Pete Buttigieg, candidate for US Secretary of Transportation for US President Joe Biden, speaks during a confirmation hearing of the Senate Committee on Commerce, Science and Transportation in Washington, DC, the United States, January 21, 2021 . Stefani Reynolds / Pool via REUTERS

WASHINGTON (Reuters) – Pete Buttigieg, a former mayor who challenged Joe Biden for the 2020 Democratic presidential nomination, won approval from the U.S. Senate Commerce Committee on Wednesday 21-3 to head the U.S. Department of Transportation.

The entire Senate will vote this week on Buttigieg, the former mayor of South Bend, Indiana, who will oversee aviation, highways, vehicles, pipelines and transit as Biden’s transportation secretary .

Biden, who entered the White House a week ago, offered $ 20 billion in additional government assistance to help U.S. transit systems grappling with a massive drop in ridership amid the pandemic of COVID-19.

Congress has allocated $ 39 billion in emergency funding for transit systems, including $ 14 billion approved last month and $ 65 billion in government loans and bailouts to U.S. airlines. Lawmakers have allocated $ 12 billion to airports and $ 2 billion to Amtrak passenger train service.

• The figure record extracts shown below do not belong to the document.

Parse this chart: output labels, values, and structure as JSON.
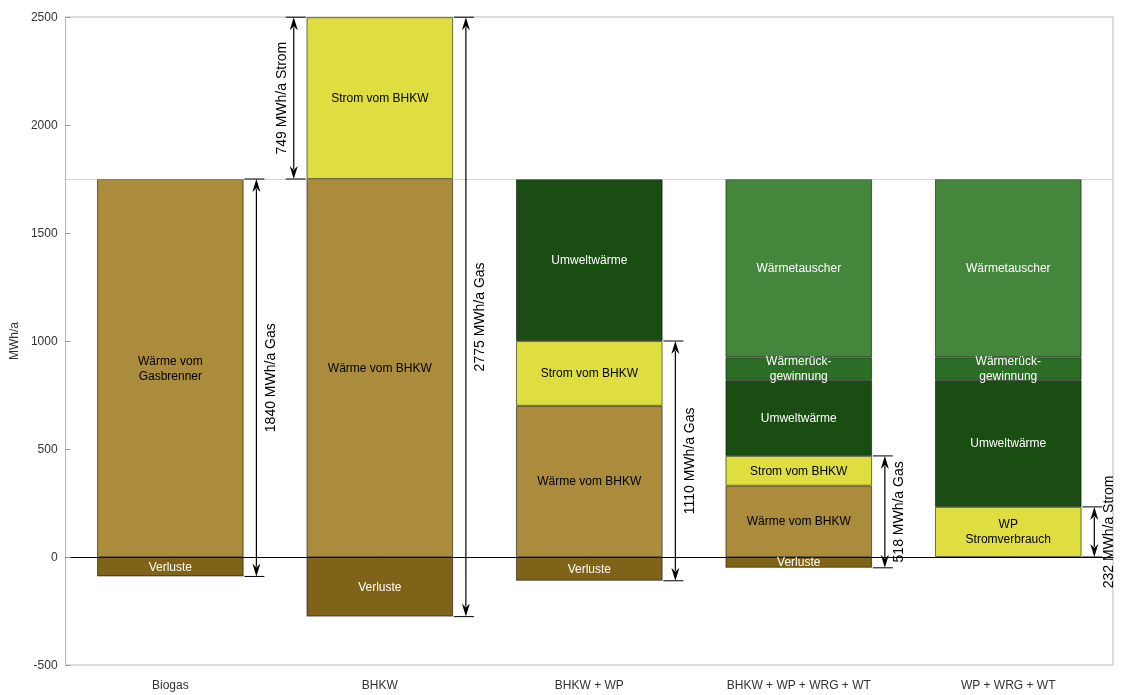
{
  "chart_data": {
    "type": "bar",
    "stacked": true,
    "ylabel": "MWh/a",
    "categories": [
      "Biogas",
      "BHKW",
      "BHKW + WP",
      "BHKW + WP + WRG + WT",
      "WP + WRG + WT"
    ],
    "series": [
      {
        "name": "Verluste",
        "color": "#7f6318",
        "values": [
          -90,
          -276,
          -110,
          -50,
          null
        ]
      },
      {
        "name": "Wärme vom\nGasbrenner",
        "color": "#aa8c3c",
        "values": [
          1750,
          null,
          null,
          null,
          null
        ]
      },
      {
        "name": "Wärme vom BHKW",
        "color": "#aa8c3c",
        "values": [
          null,
          1750,
          700,
          330,
          null
        ]
      },
      {
        "name": "WP\nStromverbrauch",
        "color": "#dede40",
        "values": [
          null,
          null,
          null,
          null,
          232
        ]
      },
      {
        "name": "Strom vom BHKW",
        "color": "#dede40",
        "values": [
          null,
          749,
          300,
          138,
          null
        ]
      },
      {
        "name": "Umweltwärme",
        "color": "#1a4d12",
        "values": [
          null,
          null,
          750,
          352,
          588
        ]
      },
      {
        "name": "Wärmerück-\ngewinnung",
        "color": "#2d6e26",
        "values": [
          null,
          null,
          null,
          105,
          105
        ]
      },
      {
        "name": "Wärmetauscher",
        "color": "#44863c",
        "values": [
          null,
          null,
          null,
          825,
          825
        ]
      }
    ],
    "ylim": [
      -500,
      2500
    ],
    "yticks": [
      -500,
      0,
      500,
      1000,
      1500,
      2000,
      2500
    ],
    "ref_lines": [
      {
        "axis": "y",
        "value": 1750,
        "label": null,
        "color": "#aaaaaa",
        "line_style": "dotted"
      }
    ],
    "annotations": [
      "749 MWh/a Strom",
      "1840 MWh/a Gas",
      "2775 MWh/a Gas",
      "1110 MWh/a Gas",
      "518 MWh/a Gas",
      "232 MWh/a Strom"
    ]
  }
}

Last week, New York City Council Chairman Corey Johnson wrote to Buttigieg asking him to immediately authorize the implementation of New York’s congestion pricing plan requiring drivers to pay a surcharge in certain areas. Manhattan neighborhoods with heavy traffic.

The plan to impose tolls on drivers entering Manhattan below 60th Street is expected to generate up to $ 1 billion in annual revenue.

Buttigieg must decide whether to fund a planned $ 13 billion tunnel connecting New York and New Jersey in the busy northeast rail corridor. Senator Bob Menendez, a Democrat from New Jersey, said the Trump administration had delayed a key environmental impact statement for years.

Biden wants to dramatically increase spending on U.S. infrastructure and is committed to strengthening fuel economy standards that were reduced under Trump and replacing the government’s fleet of vehicles with electric vehicles.

Former President Donald Trump has never had a head of the National Highway Traffic Safety Administration (NHTSA) confirmed by the Senate, which conducts numerous auto safety investigations.